Est-il possible de soutenir que la division générale a mal interprété certains éléments de preuve et arguments?

[26] Le prestataire soutient que la division générale a mal interprété certains éléments de preuve et arguments. Par conséquent, il affirme que la division générale n’a pas tenu compte du fait qu’il n’y a pas eu d’inconduite dans son cas.

[27] Le prestataire affirme que la division générale a commis les erreurs suivantes :

  1. (a) Au paragraphe 27, il aurait affirmé qu’un employeur n’est pas autorisé à changer les conditions d’emploi. Le prestataire nie avoir dit cela. Il affirme plutôt qu’il a dit que [traduction] « il doit sûrement y avoir une disposition dans la loi qui énonce les limitations quant à la façon dont un employeur peut raisonnablement modifier les conditions d’emploi et à la raison pour laquelle il peut le faire ».
  2. (b) Au paragraphe 34, où la division générale a écrit qu’il n’avait pas demandé d’exemption à la politique de vaccination de son employeur. Le prestataire explique qu’il n’a pas demandé d’exemption parce qu’il n’y était pas admissible.
  3. (c) Aux paragraphes 38 et 40, où la division générale a écrit qu’il a décrit le vaccin comme étant un « médicament mortel ». Le prestataire affirme qu’en fait, il l’a décrit comme un « médicament potentiellement mortel ».

[28] Si, comme le soutient le prestataire, la division générale a commis ces erreurs, je conclus que cela n’aurait eu aucune incidence. Le résultat aurait été le même.

[29] Le prestataire affirme que la Loi sur l’assurance-emploi doit ou devrait limiter les circonstances dans lesquelles un employeur peut modifier les conditions d’emploi, particulièrement en cas d’inconduite.

[30] Même si la division générale avait compris l’argument du prestataire selon lequel la Loi sur l’assurance-emploi pouvait limiter les changements apportés à son emploi, elle aurait conclu que la Loi sur l’assurance-emploi ne contient aucune disposition qui limite la possibilité pour un employeur de modifier raisonnablement les conditions d’emploi. La Loi sur l’assurance-emploi n’interdit pas à un employeur de modifier les conditions d’emploi ni ne le limiteNote de bas de page 14.
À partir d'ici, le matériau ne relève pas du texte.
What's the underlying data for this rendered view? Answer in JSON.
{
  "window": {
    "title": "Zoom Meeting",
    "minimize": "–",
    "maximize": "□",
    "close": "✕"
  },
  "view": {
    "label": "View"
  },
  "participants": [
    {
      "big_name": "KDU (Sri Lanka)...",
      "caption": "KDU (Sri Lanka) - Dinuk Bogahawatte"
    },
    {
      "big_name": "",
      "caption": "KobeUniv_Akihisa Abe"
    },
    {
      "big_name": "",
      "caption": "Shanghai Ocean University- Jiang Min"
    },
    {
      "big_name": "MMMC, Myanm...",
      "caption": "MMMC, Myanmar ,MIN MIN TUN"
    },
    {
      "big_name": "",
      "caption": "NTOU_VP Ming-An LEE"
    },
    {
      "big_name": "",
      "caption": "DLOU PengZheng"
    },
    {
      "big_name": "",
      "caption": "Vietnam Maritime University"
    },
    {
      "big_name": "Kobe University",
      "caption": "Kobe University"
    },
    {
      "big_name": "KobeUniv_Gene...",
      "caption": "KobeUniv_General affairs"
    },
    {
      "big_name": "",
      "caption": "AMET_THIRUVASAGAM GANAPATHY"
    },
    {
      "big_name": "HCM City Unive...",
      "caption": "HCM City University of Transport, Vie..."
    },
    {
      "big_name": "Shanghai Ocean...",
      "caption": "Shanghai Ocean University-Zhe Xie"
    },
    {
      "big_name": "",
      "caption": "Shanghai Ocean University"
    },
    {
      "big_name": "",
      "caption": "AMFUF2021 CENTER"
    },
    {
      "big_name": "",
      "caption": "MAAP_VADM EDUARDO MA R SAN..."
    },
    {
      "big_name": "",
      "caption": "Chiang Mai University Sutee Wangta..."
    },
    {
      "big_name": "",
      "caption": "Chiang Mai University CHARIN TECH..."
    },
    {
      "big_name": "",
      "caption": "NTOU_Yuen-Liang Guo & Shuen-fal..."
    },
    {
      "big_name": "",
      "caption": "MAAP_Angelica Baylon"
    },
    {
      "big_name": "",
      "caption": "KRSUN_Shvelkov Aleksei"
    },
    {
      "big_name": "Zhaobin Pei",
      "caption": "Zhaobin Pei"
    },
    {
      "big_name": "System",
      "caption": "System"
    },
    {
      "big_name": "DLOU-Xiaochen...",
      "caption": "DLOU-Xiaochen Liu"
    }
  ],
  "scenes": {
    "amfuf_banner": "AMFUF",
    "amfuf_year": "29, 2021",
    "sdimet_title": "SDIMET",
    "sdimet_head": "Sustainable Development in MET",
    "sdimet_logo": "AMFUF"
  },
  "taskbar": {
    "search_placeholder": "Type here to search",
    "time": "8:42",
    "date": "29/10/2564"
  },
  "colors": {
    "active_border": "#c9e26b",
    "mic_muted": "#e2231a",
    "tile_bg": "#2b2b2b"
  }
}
[31] De plus, la division générale n’a pas été autorisée à évaluer le caractère raisonnable des changements apportés par l’employeur à l’état du prestataire. Comme la Cour l’a jugé dans l’arrêt Cecchetto, la division générale a un rôle très restreint et spécifique. Comme je l’ai mentionné plus haut, cela ne s’étend pas à l’examen du bien-fondé, de la légitimité ou de la légalité de la nouvelle politique ou des nouvelles règles d’un employeur qui modifient les conditions d’emploi d’une partie prestataire, et cela n’inclut pas cet examenNote de bas de page 15.

[32] La Cour fédérale a souligné que le rôle de la division générale et de la division d’appel consiste à établir les raisons pour lesquelles une partie demanderesse est congédiée de son emploi et si ce motif constitue une inconduiteNote de bas de page 16.

[33] Pour ce qui est de l’explication du prestataire quant à la raison pour laquelle il n’a pas demandé d’exemption, la question n’était pas pertinente pour la question de l’inconduite. La raison pour laquelle le prestataire n’a pas demandé d’exemption de la politique de vaccination de son employeur n’avait pas d’importance. Le fait qu’il n’avait pas d’exemption signifiait que son employeur s’attendait à ce qu’il se conforme à sa politique de vaccination, et sa décision de ne pas s’y conformer a amené l’employeur à le suspendre.

[34] Quant à savoir si la division générale a correctement décrit la façon dont le prestataire a décrit le vaccin comme étant « mortel » ou « potentiellement mortel », elle n’aurait pas non plus changé le résultat. Il est clair que la division générale a conclu que la question de l’innocuité du vaccin n’était pas pertinente.

[35] Essentiellement, la division générale a conclu que son rôle n’était pas de juger de l’innocuité du vaccin, mais plutôt de savoir si la conduite du prestataire constituait une inconduite. La division générale n’a pas commis d’erreur sur cette question. Sa décision était conforme à la décision Cecchetto.

Conclusion

[36] L’appel n’a aucune chance raisonnable de succès. La permission de faire appel est refusée. Par conséquent, l’appel n’ira pas de l’avant.